Precisamos de uma polícia capaz e bem equipada, que cumpra a sua missão com responsabilidade e que seja digna da farda que veste. Uma polícia que saiba estabelecer relações de proximidade e confiança com as populações locais, incluindo os moradores dos bairros ditos “sensíveis”. Uma polícia que tenha a formação e a experiência necessárias para saber quando deve usar, ou não, armas de fogo, sobretudo em situações de tensão. Uma polícia que assuma as suas responsabilidades quando as coisas correm menos bem e que resista à tentação de proteger os “seus” contra tudo e todos, mesmo quando são cometidos erros graves. Em suma, uma polícia que mereça a confiança dos cidadãos.

Acredito que, como em todas as profissões, os bons polícias estão conscientes da sua responsabilidade e são os primeiros a sentirem-se incomodados com o que aconteceu no Bairro do Zambujal.

Há dois anos, três fuzileiros provocaram a morte de Fábio Guerra, um jovem agente da PSP, após uma breve altercação na noite lisboeta. No dia seguinte, o almirante Gouveia e Melo juntou as tropas e fez um discurso duríssimo, onde deixou claro que não quer “arruaceiros” na Marinha, nem militares “sem valores”.

No mesmo dia, telefonou à família de Fábio Guerra para lhe apresentar as condolências em nome da Marinha, com “um nó na garganta”. E deu ordens para que os três fuzileiros recolhessem à base, para sua própria segurança, até serem detidos pelas autoridades. Com esta forma de agir, Gouveia e Melo foi criticado internamente por, aparentemente, ter deixado cair os “seus”, mas a mensagem foi clara para todos e a honra da Marinha e dos seus militares foi preservada.

Isto foi exatamente o contrário do que o comando da PSP fez nos dias que se seguiram à morte de Odair Moniz, com um comunicado que não correspondia à verdade e uma atuação, no terreno, que deixou muito a desejar (como demonstra a visita noturna, com passa-montanhas, à família enlutada).
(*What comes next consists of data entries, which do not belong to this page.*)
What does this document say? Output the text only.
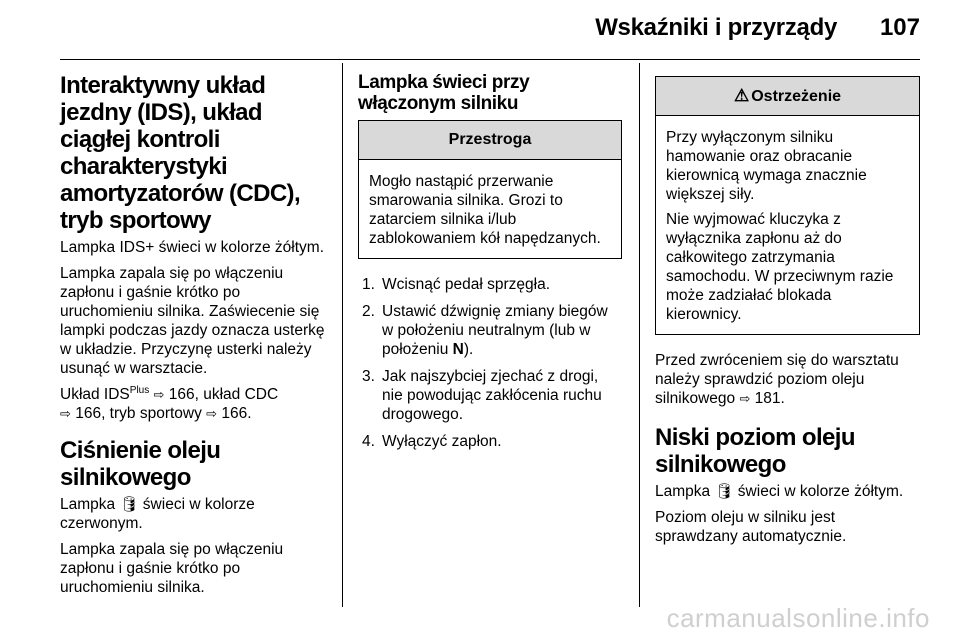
Wskaźniki i przyrządy 107
Interaktywny układ jezdny (IDS), układ ciągłej kontroli charakterystyki amortyzatorów (CDC), tryb sportowy
Lampka IDS+ świeci w kolorze żółtym.
Lampka zapala się po włączeniu zapłonu i gaśnie krótko po uruchomieniu silnika. Zaświecenie się lampki podczas jazdy oznacza usterkę w układzie. Przyczynę usterki należy usunąć w warsztacie.
Układ $IDS^{Plus}$ ⇨ 166, układ CDC
⇨ 166, tryb sportowy ⇨ 166.
Ciśnienie oleju silnikowego
Lampka 🛢 świeci w kolorze czerwonym.
Lampka zapala się po włączeniu zapłonu i gaśnie krótko po uruchomieniu silnika.
Lampka świeci przy włączonym silniku
Przestroga
Mogło nastąpić przerwanie smarowania silnika. Grozi to zatarciem silnika i/lub zablokowaniem kół napędzanych.
1. Wcisnąć pedał sprzęgła.
2. Ustawić dźwignię zmiany biegów w położeniu neutralnym (lub w położeniu N).
3. Jak najszybciej zjechać z drogi, nie powodując zakłócenia ruchu drogowego.
4. Wyłączyć zapłon.
⚠ Ostrzeżenie
Przy wyłączonym silniku hamowanie oraz obracanie kierownicą wymaga znacznie większej siły.
Nie wyjmować kluczyka z wyłącznika zapłonu aż do całkowitego zatrzymania samochodu. W przeciwnym razie może zadziałać blokada kierownicy.
Przed zwróceniem się do warsztatu należy sprawdzić poziom oleju silnikowego ⇨ 181.
Niski poziom oleju silnikowego
Lampka 🛢 świeci w kolorze żółtym.
Poziom oleju w silniku jest sprawdzany automatycznie.
carmanualsonline.info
Se a PSP se tivesse limitado a dizer que lamentava a morte de Odair Moniz e que as circunstâncias da mesma estavam a ser investigadas, abstendo-se de dizer - erradamente - que a vítima estava armada, provavelmente as coisas ter-se-iam passado de forma diferente. Tal como os agentes envolvidos têm direito à presunção de inocência, também Odair Moniz deveria ter tido igual tratamento por parte da direção da PSP. No fim do dia, isto resume-se a um problema de liderança, ou de falta dela.

Por fim, agora que a situação nos bairros periféricos da capital acalmou, é hora de procurar perceber o que correu mal e o que temos de fazer, como país, para evitar que estes tumultos se repitam, quer do lado da prevenção, quer da eficácia do controlo policial.